Da verborragia fomos à necessidade de reduzir um pouco o texto e ao desafio de contar histórias tão boas com menos palavras; e ainda deste à investigação de como fazer isso jogando ora com a caveira, ora com o público. No meio de todos esses desafios, eu ainda me sentia sem corpo, como se ele tivesse morrido ao ter entrado a voz, e retomar as duas coisas juntas será fundamental.

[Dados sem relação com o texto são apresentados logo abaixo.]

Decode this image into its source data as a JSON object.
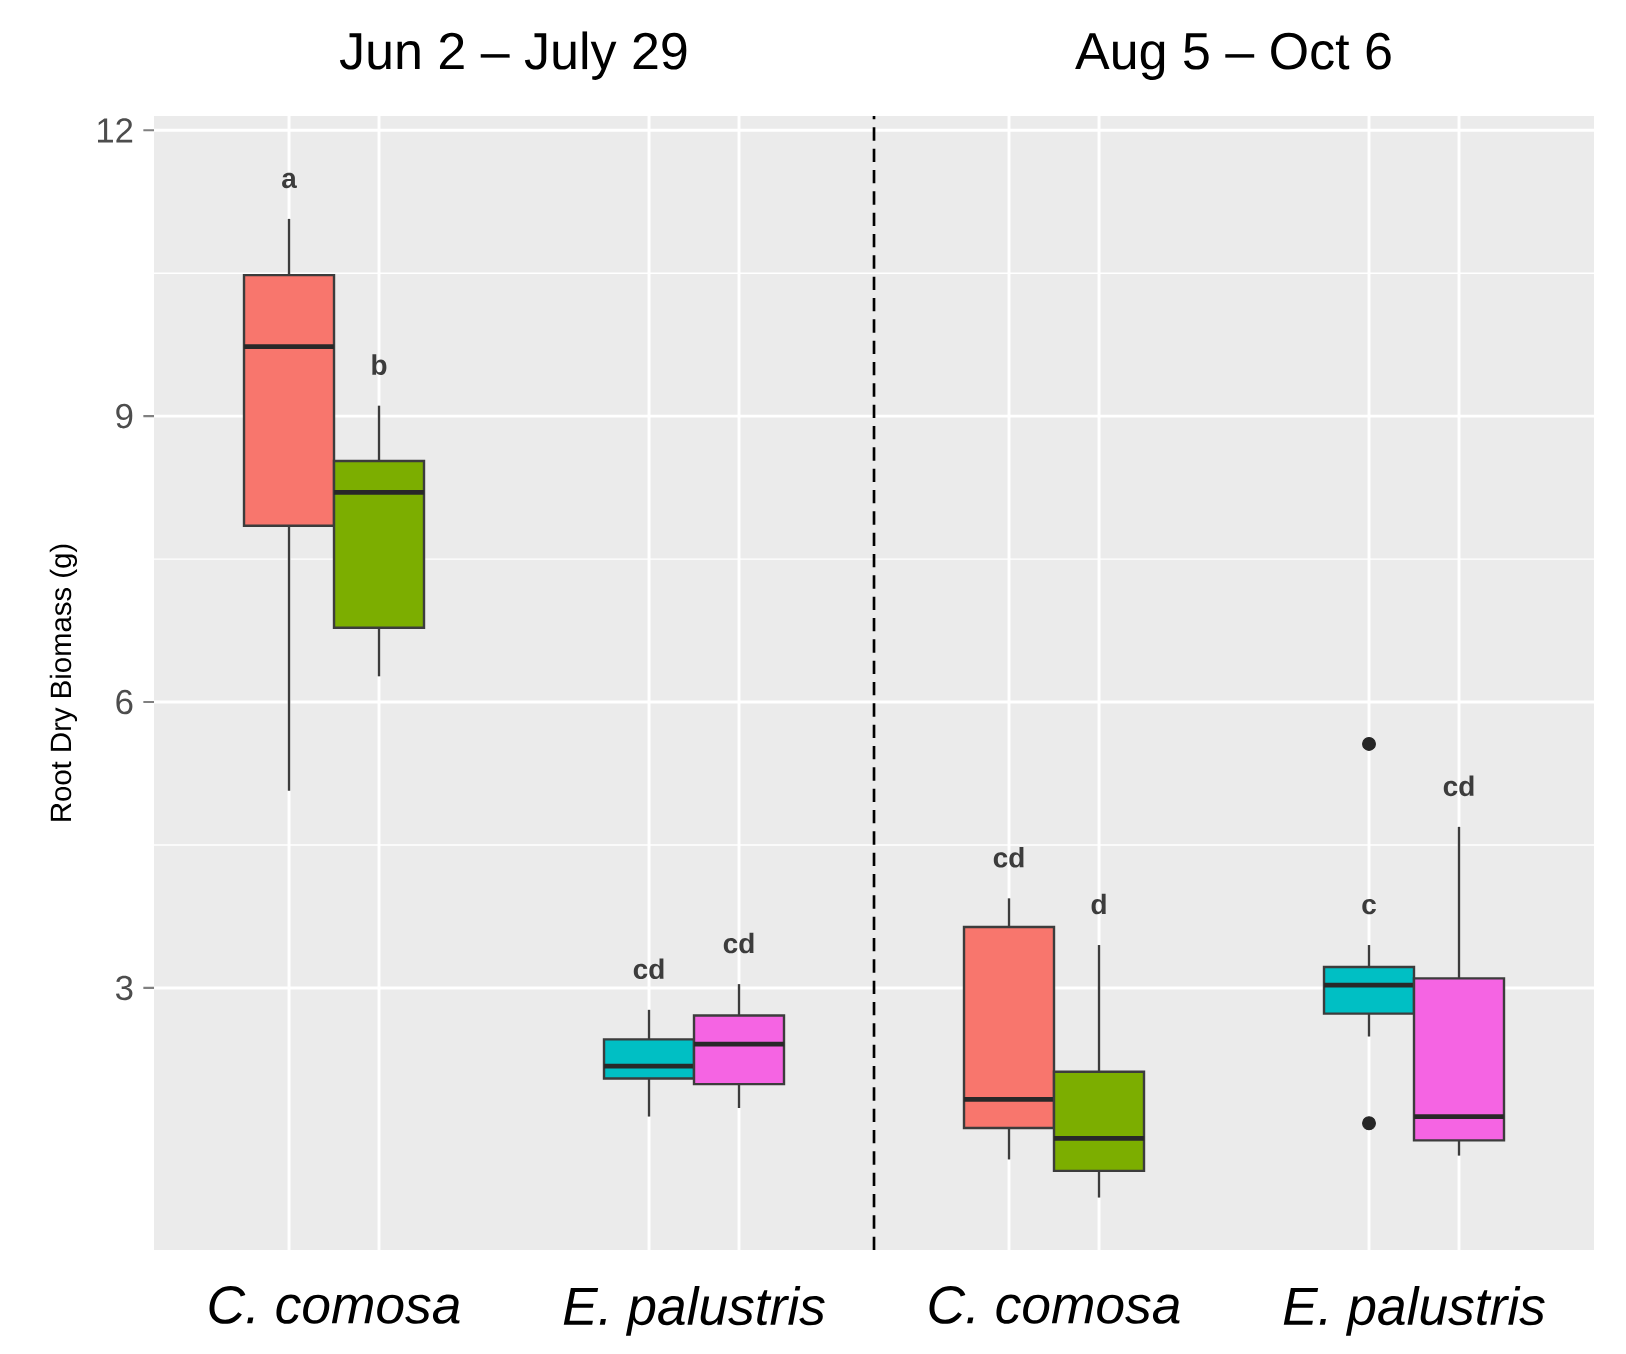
{
  "chart_data": [
    {
      "type": "box",
      "title": "Jun 2 – July 29",
      "categories": [
        "*C. comosa*",
        "*E. palustris*"
      ],
      "ylabel": "Root Dry Biomass (g)",
      "ylim": [
        0.25,
        12.15
      ],
      "yticks": [
        3,
        6,
        9,
        12
      ],
      "grid": true,
      "series": [
        {
          "colors": [
            "#f8766d",
            "#00bfc4"
          ],
          "boxes": [
            {
              "low": 5.07,
              "q1": 7.85,
              "median": 9.73,
              "q3": 10.48,
              "high": 11.07
            },
            {
              "low": 1.65,
              "q1": 2.05,
              "median": 2.18,
              "q3": 2.46,
              "high": 2.77
            }
          ]
        },
        {
          "colors": [
            "#7cae00",
            "#f564e3"
          ],
          "boxes": [
            {
              "low": 6.27,
              "q1": 6.78,
              "median": 8.2,
              "q3": 8.53,
              "high": 9.11
            },
            {
              "low": 1.74,
              "q1": 1.99,
              "median": 2.41,
              "q3": 2.71,
              "high": 3.04
            }
          ]
        }
      ],
      "annotations": [
        "a",
        "b",
        "cd",
        "cd"
      ]
    },
    {
      "type": "box",
      "title": "Aug 5 – Oct 6",
      "categories": [
        "*C. comosa*",
        "*E. palustris*"
      ],
      "ylim": [
        0.25,
        12.15
      ],
      "yticks": [
        3,
        6,
        9,
        12
      ],
      "grid": true,
      "tick_labels": "x",
      "series": [
        {
          "colors": [
            "#f8766d",
            "#00bfc4"
          ],
          "boxes": [
            {
              "low": 1.2,
              "q1": 1.53,
              "median": 1.83,
              "q3": 3.64,
              "high": 3.94
            },
            {
              "low": 2.49,
              "q1": 2.73,
              "median": 3.03,
              "q3": 3.22,
              "high": 3.45,
              "outliers": [
                5.56,
                1.58
              ]
            }
          ]
        },
        {
          "colors": [
            "#7cae00",
            "#f564e3"
          ],
          "boxes": [
            {
              "low": 0.8,
              "q1": 1.08,
              "median": 1.42,
              "q3": 2.12,
              "high": 3.45
            },
            {
              "low": 1.24,
              "q1": 1.4,
              "median": 1.65,
              "q3": 3.1,
              "high": 4.69
            }
          ]
        }
      ],
      "annotations": [
        "cd",
        "d",
        "c",
        "cd"
      ]
    }
  ]
}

Nesta etapa, uma saída foi estipular que meu trabalho principal como intérprete-criadora, agora, seria o de desenvolver uma conversa com cada caveira – que passou a ocupar um lugar de destaque na cena quando decidimos colocá-las sobre o banco e este sobre a mesa. Eu deveria, antes, entender a história da pessoa e de como ela morreu, até mais do que decorar o texto. E jogar com isso livremente como se ela estivesse me dando as informações necessárias para eu preencher uma ficha. Entre ouvi-la e anotar, eu comentaria algo com o público, estabelecendo a triangulação indispensável aos palhaços.

As dificuldades foram muitas, e ainda é preciso que eu esteja muito familiarizada com o texto para que essa dinâmica funcione. Fiquei perdida diversas vezes ao interagir com a caveira de forma que eu também conseguisse narrar à plateia o que havia se passado com o morto, sem que isso parecesse uma mera repetição de ouvir a caveira e recontar ao público. Ainda foi bagunçado, sem corpo, sem nuances. Dinho acredita que ainda seja muito texto e muito tempo em cada entrevista. Além disso, temos notado uma baixa energia nas minhas entradas, acompanhada frequentemente da falta de presença. A coisa só parece engatar da metade para o final, o que não nos serve como ideal.

O tempo todo este processo até aqui me faz olhar para dentro (o que não poderia ser diferente em se tratando de ser palhaça e criar como tal – o que sua palhaça diria? Como ela reagiria?). Digo em um sentido prático mesmo, quando a gente tende a se embolar no meio do caminho com tanta informação. Um dos encaminhamentos desta semana foi o de trabalhar mais objetivamente com meu aquecimento antes do ensaio, para que ele seja suficiente e eficiente para ativar de forma mais rápida meu estado de palhaça. Tenho tido uma séria dificuldade nisso, e uma falta de energia muito grande. Provavelmente por coisas da vida.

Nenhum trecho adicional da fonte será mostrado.